といっても、「俳優の誰々に胸ときめいて」というのとは、私の場合、ちょっと違います。
私が異性と人生について深く考えてしまう映画…しかも嘆息つき…それは、イラン映画です。

話は十数年前に遡ります。今ではそのカケラもありませんが、私はかつて「英語を勉強して、いつか海外に脱出して仕事も見つけてそこで住もう」ということばかり考えているナマイキな中学生でありました。
その下準備も兼ねて、海外文通をたくさんしました。旧共産圏からエチオピアからブラジルまで、それこそ十数カ国の人とやっていたと記憶しています。当時はEメールもインターネットも無かったので、月にいっぺん手紙をやり取りする程度でしたが、それは楽しい異文化交流でした。何度かやりとりするうちに相手と気が合う・合わないは自然と判ってくるもので、2〜3度で終わってしまう相手もいるし、数年に渡って交流した人もいます。長く交流できた人は今でも覚えているものです。
そして、今でも忘れられない男性が一人います。
イラン人です。

モハメッド君は、私より確か8歳ぐらい上で、首都テヘランに住む大学生でした。ペルシャ文字のクセがある崩し字で長文を几帳面に書いてくる人でした。実直で真面目な性格らしく、イランの文化や歴史、社会、言葉などをマメにいろいろ教えてくれました。彼のおかげで、私にはイラン文化が身近なものになりました。

モハメッド君はイラン社会の中ではエリートのようでした。彼は大学でカメラ技術を学んでいて、卒業したら映画製作スタッフとして働くことが決まっていました。映画やカメラの話をよく書いてきましたが、専門用語が多い上に映画に興味が無かった私は、その箇所だけテキトウに読み飛ばしていました。イランにも映画ってあるのかー、映画のカメラマン目指すなんて珍しい人だなー、なんて思いながら。

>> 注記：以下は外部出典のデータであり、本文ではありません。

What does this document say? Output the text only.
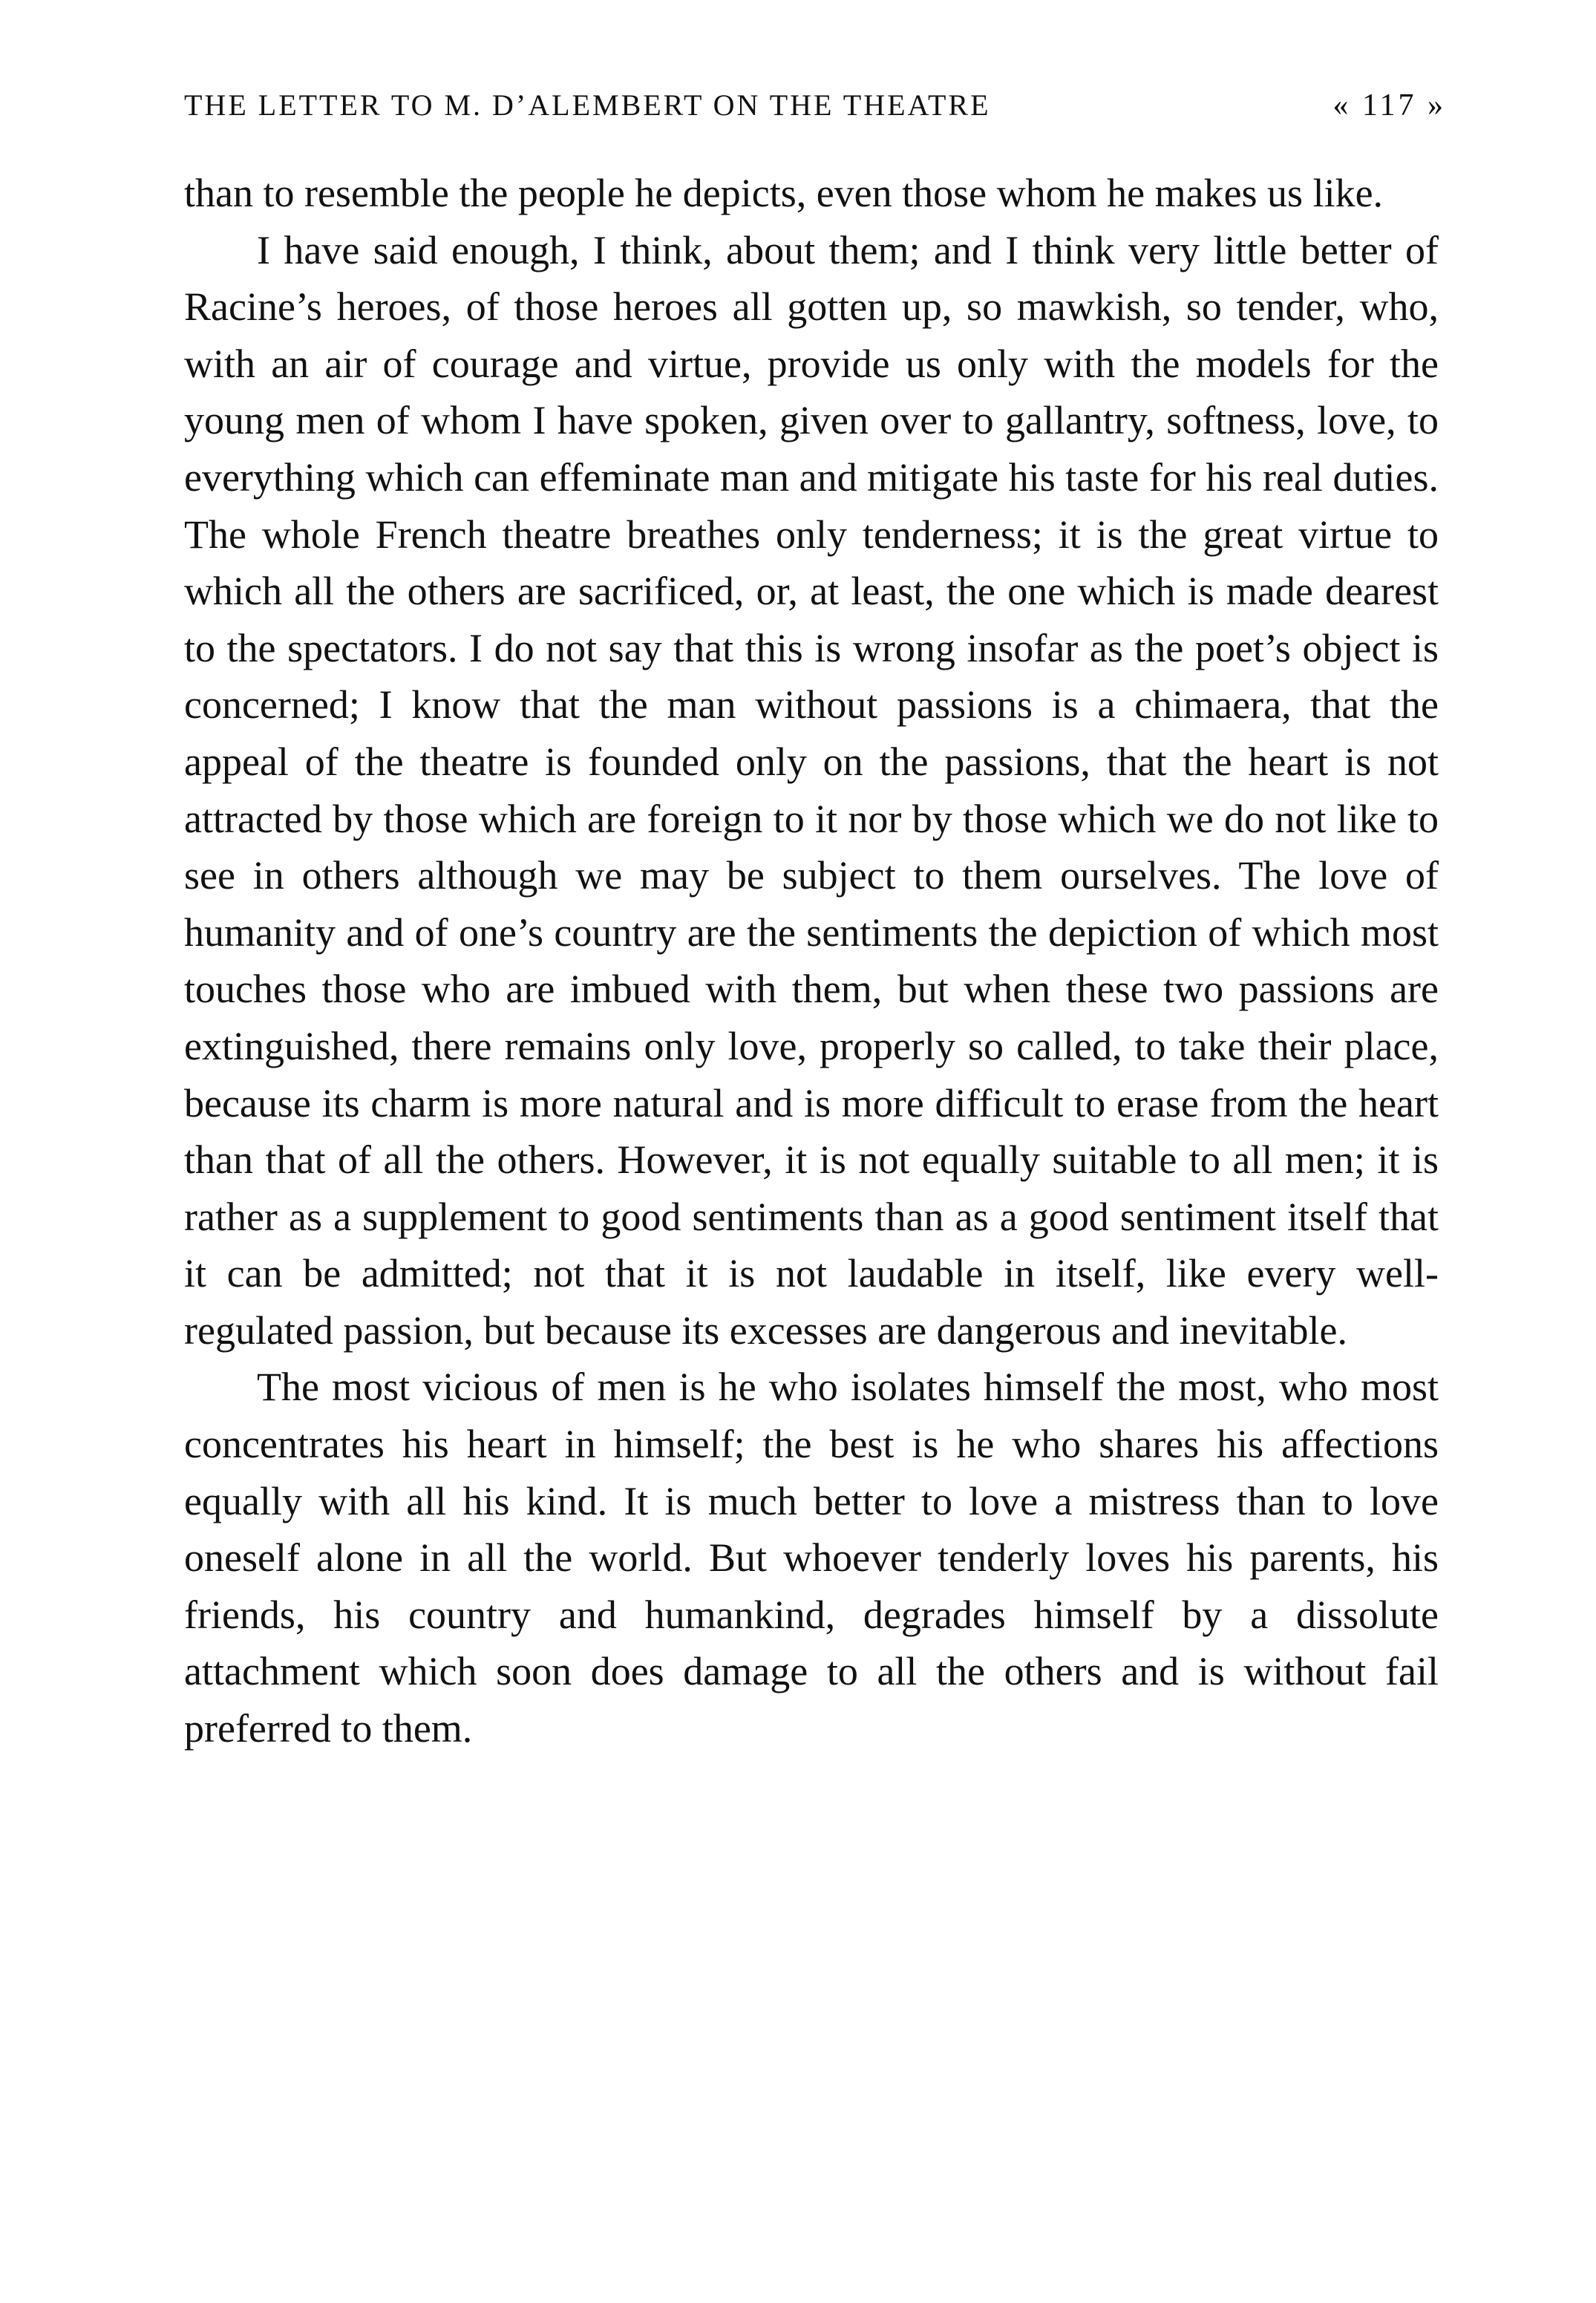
THE LETTER TO M. D’ALEMBERT ON THE THEATRE	« 117 »

than to resemble the people he depicts, even those whom he makes us like.

I have said enough, I think, about them; and I think very little better of Racine’s heroes, of those heroes all gotten up, so mawkish, so tender, who, with an air of courage and virtue, provide us only with the models for the young men of whom I have spoken, given over to gallantry, softness, love, to everything which can effeminate man and mitigate his taste for his real duties. The whole French theatre breathes only tenderness; it is the great virtue to which all the others are sacrificed, or, at least, the one which is made dearest to the spectators. I do not say that this is wrong insofar as the poet’s object is concerned; I know that the man without passions is a chimaera, that the appeal of the theatre is founded only on the passions, that the heart is not attracted by those which are foreign to it nor by those which we do not like to see in others although we may be subject to them ourselves. The love of humanity and of one’s country are the sentiments the depiction of which most touches those who are imbued with them, but when these two passions are extinguished, there remains only love, properly so called, to take their place, because its charm is more natural and is more difficult to erase from the heart than that of all the others. However, it is not equally suitable to all men; it is rather as a supplement to good sentiments than as a good sentiment itself that it can be admitted; not that it is not laudable in itself, like every well-regulated passion, but because its excesses are dangerous and inevitable.

The most vicious of men is he who isolates himself the most, who most concentrates his heart in himself; the best is he who shares his affections equally with all his kind. It is much better to love a mistress than to love oneself alone in all the world. But whoever tenderly loves his parents, his friends, his country and humankind, degrades himself by a dissolute attachment which soon does damage to all the others and is without fail preferred to them.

数年経ったある日、モハメッド君からいつも通りペルシャ語の切手が貼られた手紙が届きました。
その手紙はいつもと違っていました。唐突に「結婚してくれ」と書いてありました。
ち ち ちょっとマッテクレ、、、、
思わず「marry」には他に意味があるのではないかと、特大の英和辞典で調べたりしました。
でも、どう調べても「marry」は「結婚」。
私は当時16は越えていたので、結婚できない年齢ではない。でも、高尾の山麓でピュアにマジメに高校生していた私にとって、イランに行って結婚するなど到底リアルな話ではなく、だいいちモハメッド君を異性として意識したこともありませんでした。
オトナなら、うまく断った上で交流を続けることも出来たのかもしれませんが、オトナでもなく元来不器用な私は「ヘンな人」とひいてしまい、それきり交友を絶ってしまいました。
ええ、自ら絶ってしまったのです。

大学生になって、私はモハメッド君に遅れること数年で映画に興味を持ち始めました。
そして、あの頃は夢にも思わなかったイラン映画ブームがやってきました。
キアロスタミに始まり、マフマルバフ、マジッド・マジディ、アボルファズル・ジャリリ…次々と現れる優秀な監督たちと素晴らしい作品の数々に、世界中の映画ファンとともに私も魅了されました。「友達のうちはどこ?」など、何度観たことか。嗚呼、イラン映画万歳…。

…後悔しても、後の祭りでした。
もしあの時「YES」と答えていれば、今頃、もしかしたら、キアロスタミやマフマルバフの下で活躍するカメラマンの妻として、テヘランで悠々自適の生活を送っていたかもしれない…。
だってだって、あの頃はまだ若かったし。
人生これからだったし。
イラン映画、いや、映画自体よく知らなかったし。…

先日、実家に帰って部屋を整理していたら、モハメッド君の手紙が出てきました。開けてみたら写真が出てきました。大理石でできた豪華なペルシャ調の橋でした。
キャプションには「僕の祖父が設計した橋」とありました。
もうひとつ、王禅寺辺りの家を3軒併せてペルシャ調にしたみたいな豪邸の写真には「僕の実家」とありました。

橋の上で微笑むモハメッド君。改めて見てみると、顔もなかなかかっこいい。

……

人生の転機はタイミングだとは言いますが、私は16にして人生最大の好機を逃しました。
ただいま、慎み深く静かに余生を送っております。
結婚が人生のゴールだとも、金持ちと一緒になることが幸せだとも思いませんが、イラン映画を観たときにだけは、ついつい考えてしまうのです。
あのとき、返事を書いていたなら、と。
今からでも間に合うだろうか。もしかしたら第4夫人ぐらいにならしてもらえるかも知れない(イランて一夫多妻制か?)…。
イラン映画が終わってエンドロールが始まると、あのうねうねしたペルシャ文字の名前の中に、モハメッド君の名がないかついチェックしてしまう未練がましい私なのです。